Ich muss bei meinem Enkel sehr darauf achten, dass ich ihm keine Grausamkeiten, die uns selbst früher begegnet sind, erzähle. Diese andere (legsthene) Wahrnehmung hat ihn lange von all dem ferngehalten, was eigentlich fast jedes Kind normalerweise gern ausprobiert: einen Purzelbaum schlagen, Roller oder Fahrrad fahren, Seilspringen, von Mauern herunter springn. Er muss zuerst immer die Erfahrung machen, dass dies oder das für ihn gefahrlos möglich ist ... Er kletterte lieber auf seinen Spielturm als in einen Baum im Garten.
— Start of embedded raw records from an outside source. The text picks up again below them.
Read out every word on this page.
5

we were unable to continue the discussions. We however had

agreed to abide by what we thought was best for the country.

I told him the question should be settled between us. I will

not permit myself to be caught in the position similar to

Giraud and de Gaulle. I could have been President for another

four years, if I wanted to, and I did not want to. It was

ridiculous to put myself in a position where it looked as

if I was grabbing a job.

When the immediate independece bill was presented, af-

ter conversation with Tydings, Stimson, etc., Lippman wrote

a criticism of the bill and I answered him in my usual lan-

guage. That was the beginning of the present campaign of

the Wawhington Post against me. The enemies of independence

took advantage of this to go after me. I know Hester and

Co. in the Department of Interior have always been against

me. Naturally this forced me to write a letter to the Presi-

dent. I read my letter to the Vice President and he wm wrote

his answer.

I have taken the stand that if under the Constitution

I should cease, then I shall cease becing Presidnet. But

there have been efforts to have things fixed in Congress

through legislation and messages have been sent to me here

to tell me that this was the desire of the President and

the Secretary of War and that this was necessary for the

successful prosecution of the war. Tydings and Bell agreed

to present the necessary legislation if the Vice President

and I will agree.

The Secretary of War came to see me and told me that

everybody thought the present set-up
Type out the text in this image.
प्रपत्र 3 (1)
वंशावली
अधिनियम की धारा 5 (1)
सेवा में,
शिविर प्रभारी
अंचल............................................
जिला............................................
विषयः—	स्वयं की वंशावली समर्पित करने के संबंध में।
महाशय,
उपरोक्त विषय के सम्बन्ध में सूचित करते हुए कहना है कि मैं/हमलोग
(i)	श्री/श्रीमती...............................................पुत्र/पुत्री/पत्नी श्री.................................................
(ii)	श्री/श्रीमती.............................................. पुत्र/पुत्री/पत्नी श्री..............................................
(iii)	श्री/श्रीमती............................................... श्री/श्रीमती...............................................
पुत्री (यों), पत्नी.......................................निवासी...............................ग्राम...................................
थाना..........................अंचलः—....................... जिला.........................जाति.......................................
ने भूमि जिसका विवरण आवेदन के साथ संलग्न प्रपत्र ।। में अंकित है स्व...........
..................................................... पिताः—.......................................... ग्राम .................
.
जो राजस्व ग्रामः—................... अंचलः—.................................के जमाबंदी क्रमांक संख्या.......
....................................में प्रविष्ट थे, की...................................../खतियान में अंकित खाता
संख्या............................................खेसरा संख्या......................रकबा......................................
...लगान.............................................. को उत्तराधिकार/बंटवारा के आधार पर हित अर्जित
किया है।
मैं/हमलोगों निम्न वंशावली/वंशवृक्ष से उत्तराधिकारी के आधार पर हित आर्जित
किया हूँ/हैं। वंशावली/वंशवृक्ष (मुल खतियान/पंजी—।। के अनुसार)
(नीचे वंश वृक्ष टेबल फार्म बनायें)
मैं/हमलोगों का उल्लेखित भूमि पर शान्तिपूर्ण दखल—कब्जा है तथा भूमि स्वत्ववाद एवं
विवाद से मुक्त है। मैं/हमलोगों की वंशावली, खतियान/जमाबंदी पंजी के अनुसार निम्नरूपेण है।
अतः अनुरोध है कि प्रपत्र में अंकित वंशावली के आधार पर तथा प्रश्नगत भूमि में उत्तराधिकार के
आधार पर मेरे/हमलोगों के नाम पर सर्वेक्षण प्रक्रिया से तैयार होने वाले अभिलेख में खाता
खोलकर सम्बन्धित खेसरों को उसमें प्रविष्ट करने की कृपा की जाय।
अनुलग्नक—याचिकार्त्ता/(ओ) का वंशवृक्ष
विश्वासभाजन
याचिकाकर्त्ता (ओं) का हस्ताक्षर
Bei mir war's anders herum (bis ich mir einmal als Sechsjährige beim Herunterspringen von einer 2 m hohen Mauer mit dem Knie so heftig unters Kinn stieß, dass die Zungenspitze stark blutete).

Natürlich kann er diese Dinge inzwischen alle. Aber es dauerte bei ihm eben drei bis vier Jahre länger, bis er den Mut zu diesem oder jenem Tun hatte. Bei der Einschulung hatte das zur Folge, dass Lehrerinnen ihm und seiner Mama vorwarfen, er säße zu viel vorm TV oder würde zu viel an einer Konsole daddeln, er bewege sich wie ein alter Mann ... Nichts davon entsprach der Wahrheit. Aber Sportvereine waren für ihn nicht von Interesse. Doch seit er Karate im Klub machen darf, öffnen sich für ihn so manche "Bewegungs"türchen ... Inzwischen hat er in 2019 sogar schon in seiner Altersgruppe den besten Platz belegt.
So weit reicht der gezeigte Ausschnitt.